Congrats on a fine acoustic amp.
I wonder if an acoustic amp with tubes even exists? Unlike electric guitar where you have the interaction of the guitar to the tube amp, maybe that might not work with acoustic. The original poster of this thread would like to see PRS build an acoustic amp, but he says, " I would like to see it be 2 channel, 100 watts solid state of course," which is why I question this. We want our electric guitars to get that natural tube breakup. I don't think this is the case with acoustic, we want that clean, pristine acoustic tone, emulating how the guitar sounds unplugged, just at stage volume.
Anybody have any thoughts or comments on this?
Lots of people use tube gear for hi-fi, which is essentially what an acoustic amplifier should be - high fidelity to the source, as opposed to the amp contributing large amounts to the sound.
So in theory, you could use a high quality sound reinforcement speaker with something like the tube-powered McIntosh 275s (as the Grateful Dead did), and put out a high quality acoustic tone that would have plenty of oomph and might subjectively be a little "warmer" than a modern solid state amp.
I saw the Dead in the very early 70s at a medium sized venue (Detroit's Masonic Temple) when they were using McIntosh tube gear to power some of their sound reinforcement cabs in their live show, and they sounded very good indeed! In fact, it was the first rock show I sever saw that sounded really high fidelity. It was a beautiful thing.
McIntosh has reissued the 275 amplifier for around $5000. You can find old ones for nearly the same amount, if they're in good condition. An old Dynaco amplifier would also sound pretty good for this purpose, but it isn't as powerful.
Remember that an electric guitar amp is designed to break up, distort, and saturate quickly, while a hi fi tube amp is designed to play cleanly up to its rated power. Also, a guitar amp is designed to have a lot of distortion in higher frequencies, it doesn't have a full frequency response since a guitar speaker cuts off at around 5kHz instead of the 16-18kHz most hi fi speakers roll of at, etc.

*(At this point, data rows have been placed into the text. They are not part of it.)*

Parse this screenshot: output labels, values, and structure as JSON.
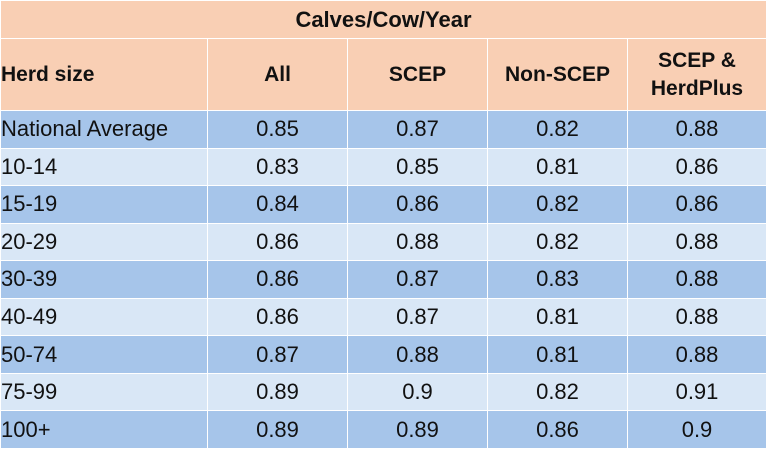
{
  "title": "Calves/Cow/Year",
  "columns": [
    "Herd size",
    "All",
    "SCEP",
    "Non-SCEP",
    "SCEP & HerdPlus"
  ],
  "rows": [
    [
      "National Average",
      "0.85",
      "0.87",
      "0.82",
      "0.88"
    ],
    [
      "10-14",
      "0.83",
      "0.85",
      "0.81",
      "0.86"
    ],
    [
      "15-19",
      "0.84",
      "0.86",
      "0.82",
      "0.86"
    ],
    [
      "20-29",
      "0.86",
      "0.88",
      "0.82",
      "0.88"
    ],
    [
      "30-39",
      "0.86",
      "0.87",
      "0.83",
      "0.88"
    ],
    [
      "40-49",
      "0.86",
      "0.87",
      "0.81",
      "0.88"
    ],
    [
      "50-74",
      "0.87",
      "0.88",
      "0.81",
      "0.88"
    ],
    [
      "75-99",
      "0.89",
      "0.9",
      "0.82",
      "0.91"
    ],
    [
      "100+",
      "0.89",
      "0.89",
      "0.86",
      "0.9"
    ]
  ],
  "colors": {
    "header_bg": "#f9cfb4",
    "row_dark": "#a6c5ea",
    "row_light": "#d9e7f6"
  }
}
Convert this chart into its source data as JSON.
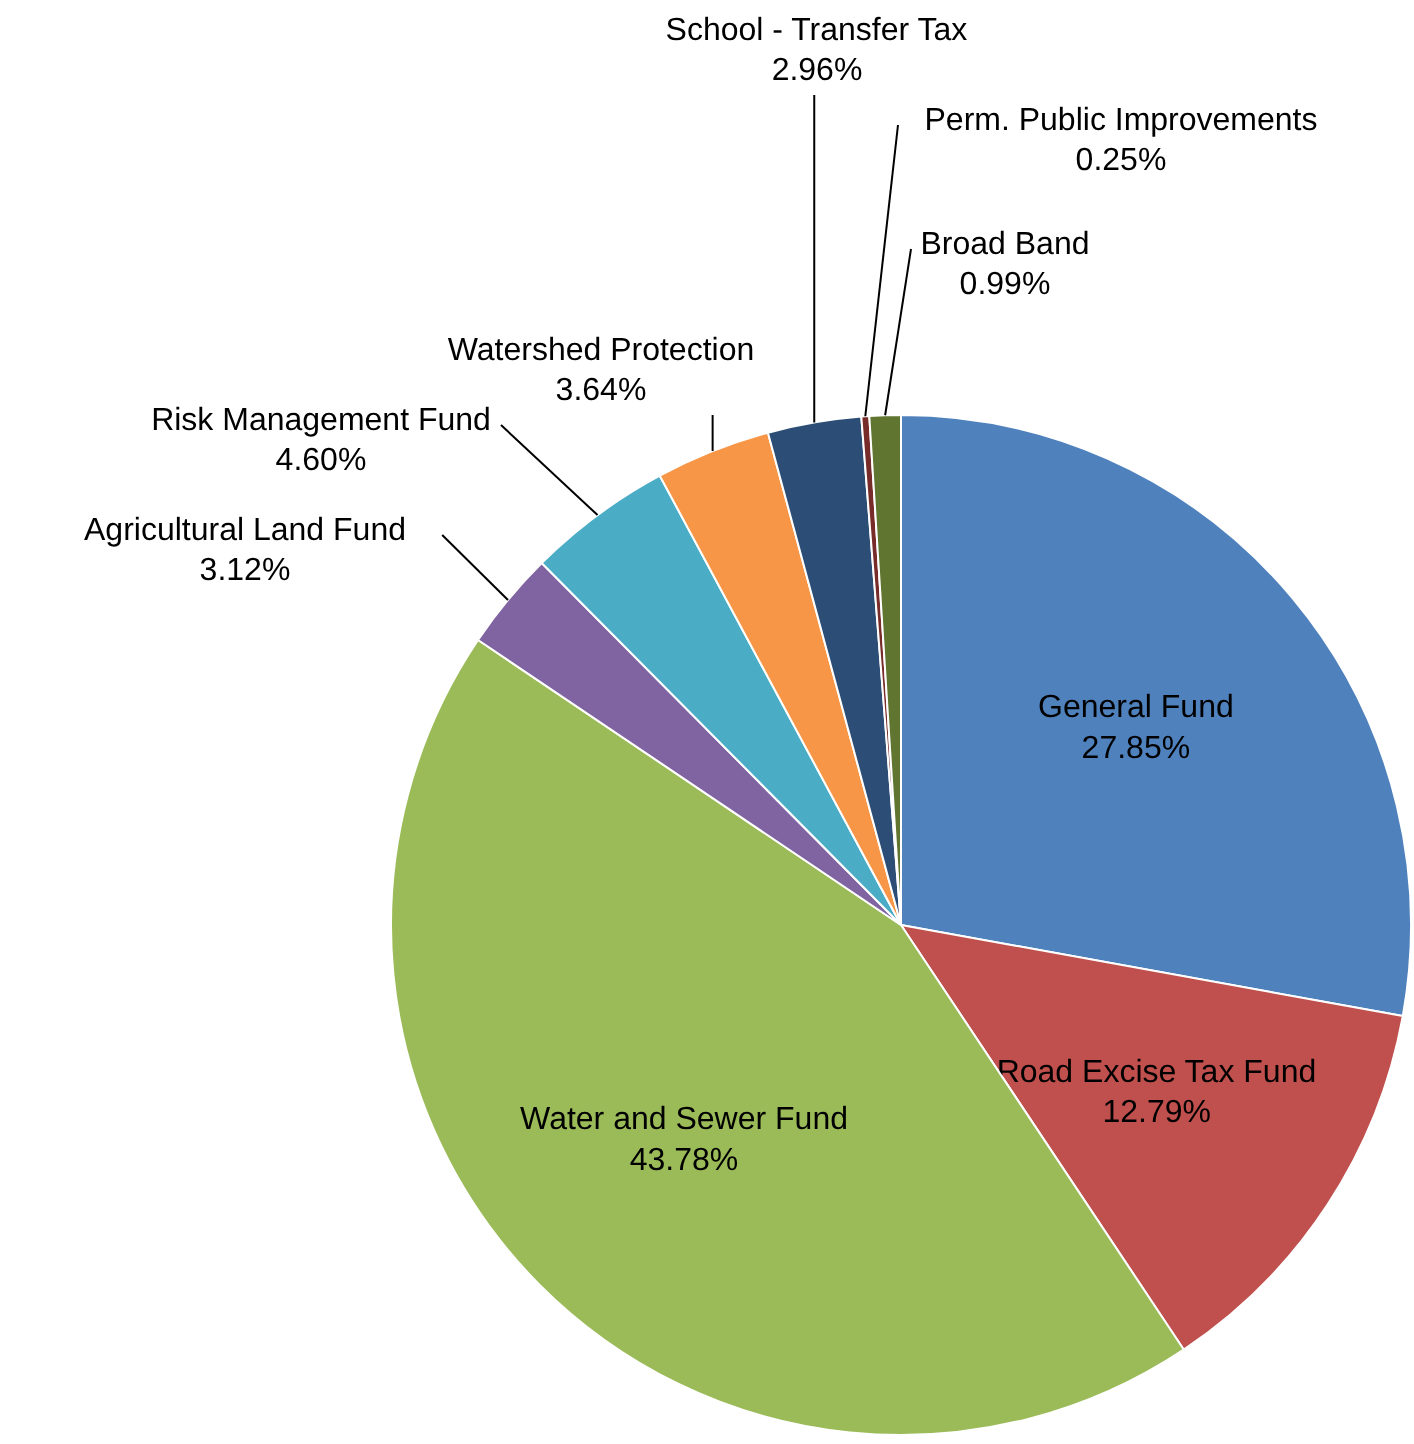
{
  "chart_data": {
    "type": "pie",
    "categories": [
      "General Fund",
      "Road Excise Tax Fund",
      "Water and Sewer Fund",
      "Agricultural Land Fund",
      "Risk Management Fund",
      "Watershed Protection",
      "School - Transfer Tax",
      "Perm. Public Improvements",
      "Broad Band"
    ],
    "values": [
      27.85,
      12.79,
      43.78,
      3.12,
      4.6,
      3.64,
      2.96,
      0.25,
      0.99
    ],
    "value_labels": [
      "27.85%",
      "12.79%",
      "43.78%",
      "3.12%",
      "4.60%",
      "3.64%",
      "2.96%",
      "0.25%",
      "0.99%"
    ],
    "colors": [
      "#4f81bd",
      "#c0504d",
      "#9bbb59",
      "#8064a2",
      "#4bacc6",
      "#f79646",
      "#2c4d75",
      "#772c2a",
      "#5f7530"
    ],
    "legend": false
  }
}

So you can't successfully just hook a guitar amp up to a speaker and hope it will do the job. It won't.
Though...some bass tube amps, like the Mesa Bass 400+ actually have a much more linear frequency response than guitar amps; in fact, the Mesa Baron hi fi amp was really based on the 400+ I'm told. And some bass cabs have tweeters for extended frequency response, and speakers that distort less than guitar speakers. So there's that.
I've had sonic success using an Avalon U5 direct box (Class A Solid State), and a Demeter Tube Direct box (each runs around $500) with an acoustic guitar pickup. Note that by "success" I mean that the sound was as good as I thought it was going to get, given the sonic limitations of acoustic guitar onboard pickups, etc., which have never thrilled me.
Of course, the Avalon has the advantage of a built-in tone control with presets for acoustic guitar piezo and soundhole pickups. I've used these both live into the sound mixer's console, and in recordings as an adjunct to the miked guitar (running the parallel outputs into modulation pedals, etc). Both applications work nicely, and in my estimation, achieve nicer sounding results than any of the acoustic guitar amps out there I've worked with, but it's always good to try new things and experiment, so my ears and mind will remain open!